Former French Prime Minister Manuel Valls and fellow Socialist candidate Benoit Hamon will meet in a runoff this week to decide who will be the presidential candidate for the party in the upcoming election.
Opinion polls, however, showed no Socialist candidate is expected to go beyond the first round of the election in April-May as fallout of the unpopular rule by French President Francois Hollande.
According to the partial results of the first round of primaries announced on Sunday (22 January), Hamon had won 35.2% votes and Valls won about 31%. Half the votes were already counted at the time of the announcement.
"I can see the first bricks with which we can reconstruct the left and reunite the left and then also rebuild hope and share this with the people of France," Hamon, who was ousted from the Valls government in 2014 for criticising the Hollande government's economic policies, said after the announcement of the partial results. Hamon was the Minister of National Education from April 2014 until August 2014.
Valls, who had announced his decision to contest the presidential elections in December 2016, said: "We face a choice now between certain defeat and possible victory, between unrealistic promises that cannot be financed and a credible left that can bear responsibilities."
Valls was reportedly commenting on Hamon's poll promise of providing basic state income level of €600 (£519, $645) per month for all adults. Hamon also said he wanted to legalise cannabis in the country, Reuters reported.

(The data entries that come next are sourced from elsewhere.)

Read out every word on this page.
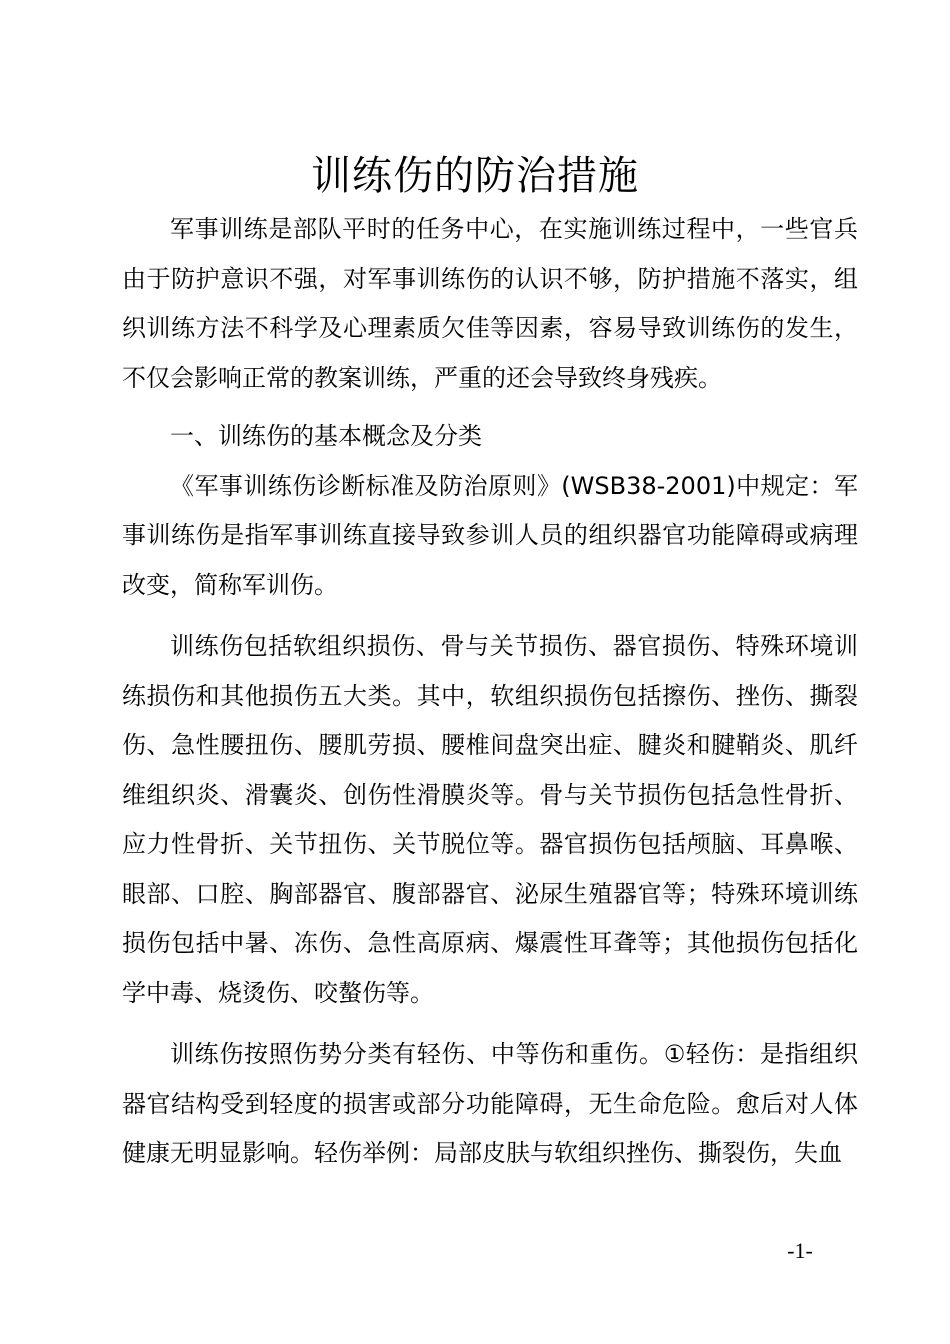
训练伤的防治措施

军事训练是部队平时的任务中心，在实施训练过程中，一些官兵由于防护意识不强，对军事训练伤的认识不够，防护措施不落实，组织训练方法不科学及心理素质欠佳等因素，容易导致训练伤的发生，不仅会影响正常的教案训练，严重的还会导致终身残疾。

一、训练伤的基本概念及分类

《军事训练伤诊断标准及防治原则》(WSB38-2001)中规定：军事训练伤是指军事训练直接导致参训人员的组织器官功能障碍或病理改变，简称军训伤。

训练伤包括软组织损伤、骨与关节损伤、器官损伤、特殊环境训练损伤和其他损伤五大类。其中，软组织损伤包括擦伤、挫伤、撕裂伤、急性腰扭伤、腰肌劳损、腰椎间盘突出症、腱炎和腱鞘炎、肌纤维组织炎、滑囊炎、创伤性滑膜炎等。骨与关节损伤包括急性骨折、应力性骨折、关节扭伤、关节脱位等。器官损伤包括颅脑、耳鼻喉、眼部、口腔、胸部器官、腹部器官、泌尿生殖器官等；特殊环境训练损伤包括中暑、冻伤、急性高原病、爆震性耳聋等；其他损伤包括化学中毒、烧烫伤、咬螯伤等。

训练伤按照伤势分类有轻伤、中等伤和重伤。①轻伤：是指组织器官结构受到轻度的损害或部分功能障碍，无生命危险。愈后对人体健康无明显影响。轻伤举例：局部皮肤与软组织挫伤、撕裂伤，失血

-1-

Former economy minister Arnaud Montebourg, who trailed in the third place with about 18% votes, came out in support of Hamon and urged his supporters to back the traditional leftist during the voting on Sunday, 29 January.
"Voters massively and seriously rejected those who carried out free-market, austerity policies during the presidential term," Montebourg said of the results, taking a dig at Valls's pro-business policies.
Hamon or Valls, whoever wins the party candidature, will be pitted against far-right leader Marine Le Pen, conservative candidate Francois Fillon and popular independent Emmanuel Macron.
Opinion polls reportedly indicate that Fillon, a former prime minister who is contesting the presidential election on the Republican ticket, would most likely emerge victorious if National Front leader Le Pen is pitted against him in the final face-off on 7 May, Reuters wrote.
Meanwhile, Macron, a former banker and one-time economy minister, is reportedly gathering increasing support from people by appealing to both the left and right.